Asynchronously parses DDEX XML content.

Parameters:

  • xml: Union[str, bytes] - DDEX XML content
  • options: Optional[ParseOptions] - Parsing configuration options

Returns: ParseResult - Parsed DDEX message structure

Example:

import asyncio
from ddex_parser import DDEXParser

async def parse_multiple_files(file_paths):
parser = DDEXParser()
tasks = []

for file_path in file_paths:
with open(file_path, 'r') as f:
xml_content = f.read()
tasks.append(parser.parse_async(xml_content))
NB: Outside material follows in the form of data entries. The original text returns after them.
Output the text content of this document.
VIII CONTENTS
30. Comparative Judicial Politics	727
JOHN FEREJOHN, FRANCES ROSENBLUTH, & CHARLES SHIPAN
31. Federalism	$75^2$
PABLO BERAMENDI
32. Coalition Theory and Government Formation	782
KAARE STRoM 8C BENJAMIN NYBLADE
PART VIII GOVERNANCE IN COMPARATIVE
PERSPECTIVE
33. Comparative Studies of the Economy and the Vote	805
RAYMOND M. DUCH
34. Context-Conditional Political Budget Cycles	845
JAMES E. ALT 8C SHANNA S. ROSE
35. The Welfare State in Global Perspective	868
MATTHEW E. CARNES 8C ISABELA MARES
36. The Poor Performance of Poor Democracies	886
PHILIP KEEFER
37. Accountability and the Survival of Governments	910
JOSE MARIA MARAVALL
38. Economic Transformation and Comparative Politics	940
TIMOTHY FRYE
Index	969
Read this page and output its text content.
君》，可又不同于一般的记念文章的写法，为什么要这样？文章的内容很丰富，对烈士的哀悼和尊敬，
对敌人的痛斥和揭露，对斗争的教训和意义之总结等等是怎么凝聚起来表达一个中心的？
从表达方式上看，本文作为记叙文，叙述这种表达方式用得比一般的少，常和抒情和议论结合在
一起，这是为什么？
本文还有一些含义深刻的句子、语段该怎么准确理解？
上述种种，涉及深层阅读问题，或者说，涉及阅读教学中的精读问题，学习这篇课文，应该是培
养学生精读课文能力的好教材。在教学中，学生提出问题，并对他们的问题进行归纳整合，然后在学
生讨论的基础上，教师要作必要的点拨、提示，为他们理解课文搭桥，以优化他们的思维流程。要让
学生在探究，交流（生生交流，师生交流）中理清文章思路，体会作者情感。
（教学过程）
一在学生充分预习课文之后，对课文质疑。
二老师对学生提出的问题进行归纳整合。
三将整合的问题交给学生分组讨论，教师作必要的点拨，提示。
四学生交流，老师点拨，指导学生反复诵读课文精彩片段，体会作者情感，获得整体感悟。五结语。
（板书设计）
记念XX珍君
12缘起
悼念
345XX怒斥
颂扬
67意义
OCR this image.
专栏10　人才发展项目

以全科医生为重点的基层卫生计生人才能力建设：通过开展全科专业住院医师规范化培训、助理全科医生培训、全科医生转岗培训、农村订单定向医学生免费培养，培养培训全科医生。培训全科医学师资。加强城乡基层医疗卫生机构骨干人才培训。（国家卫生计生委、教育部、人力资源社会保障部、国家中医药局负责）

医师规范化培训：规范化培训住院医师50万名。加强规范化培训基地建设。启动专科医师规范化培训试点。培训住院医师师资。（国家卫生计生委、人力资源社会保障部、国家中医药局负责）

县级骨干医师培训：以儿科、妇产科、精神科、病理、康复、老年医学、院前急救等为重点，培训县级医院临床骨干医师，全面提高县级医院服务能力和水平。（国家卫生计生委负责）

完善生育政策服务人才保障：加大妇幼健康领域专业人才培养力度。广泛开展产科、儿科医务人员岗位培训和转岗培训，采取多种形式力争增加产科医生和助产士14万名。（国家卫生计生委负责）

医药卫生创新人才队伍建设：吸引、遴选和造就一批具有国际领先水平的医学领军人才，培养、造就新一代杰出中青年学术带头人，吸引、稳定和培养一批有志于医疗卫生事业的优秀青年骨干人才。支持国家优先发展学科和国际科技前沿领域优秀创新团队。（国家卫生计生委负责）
results = await asyncio.gather(*tasks)
return results

# Usage
results = asyncio.run(parse_multiple_files(['file1.xml', 'file2.xml']))

stream()

def stream(self, xml: Union[str, bytes], options: Optional[ParseOptions] = None) -> Iterator[Dict[str, Any]]

Creates an iterator for streaming through releases in large DDEX files.

Parameters:

  • xml: Union[str, bytes] - DDEX XML content
  • options: Optional[ParseOptions] - Parsing configuration options

Returns: Iterator[Dict[str, Any]] - Iterator yielding release dictionaries

Example:

parser = DDEXParser()
with open('large_catalog.xml', 'r') as f:
xml_content = f.read()

for release in parser.stream(xml_content):
print(f"Processing: {release['title']}")
print(f"Artist: {release['artist']}")
print(f"Release ID: {release['release_id']}")

to_dataframe()

def to_dataframe(self, xml: Union[str, bytes], schema: str = 'flat') -> 'pd.DataFrame'

Converts DDEX XML directly to a pandas DataFrame for analysis.

Parameters:

  • xml: Union[str, bytes] - DDEX XML content
  • schema: str - Output schema: 'flat' (default) or 'graph'

Returns: pd.DataFrame - Structured DataFrame with DDEX data

Raises: ImportError - If pandas is not installed

Example:

import pandas as pd
from ddex_parser import DDEXParser

parser = DDEXParser()

# Load XML file
with open('catalog.xml', 'r') as f:
xml_content = f.read()

# Convert to DataFrame
df = parser.to_dataframe(xml_content, schema='flat')

# Analyze the data
print(f"DataFrame shape: {df.shape}")
print(f"Columns: {list(df.columns)}")

# Basic statistics
print(f"Total releases: {df['release_id'].nunique()}")
print(f"Total tracks: {df['sound_recording_id'].nunique()}")
print(f"Unique artists: {df['display_artist'].nunique()}")

# Top genres
genre_counts = df['genre'].value_counts()
print(f"Top genres: {genre_counts.head()}")

detect_version()

def detect_version(self, xml: Union[str, bytes]) -> str

Detects the DDEX version from XML content.

Parameters:

  • xml: Union[str, bytes] - DDEX XML content

Returns: str - Detected version (e.g., "4.3", "4.2", "3.8.2", "Unknown")

Example:

parser = DDEXParser()
with open('unknown_version.xml', 'r') as f:
xml_content = f.read()

version = parser.detect_version(xml_content)
print(f"Detected DDEX version: {version}")

if version == "Unknown":
print("Warning: Could not detect DDEX version")

sanity_check()

def sanity_check(self, xml: Union[str, bytes]) -> Dict[str, Any]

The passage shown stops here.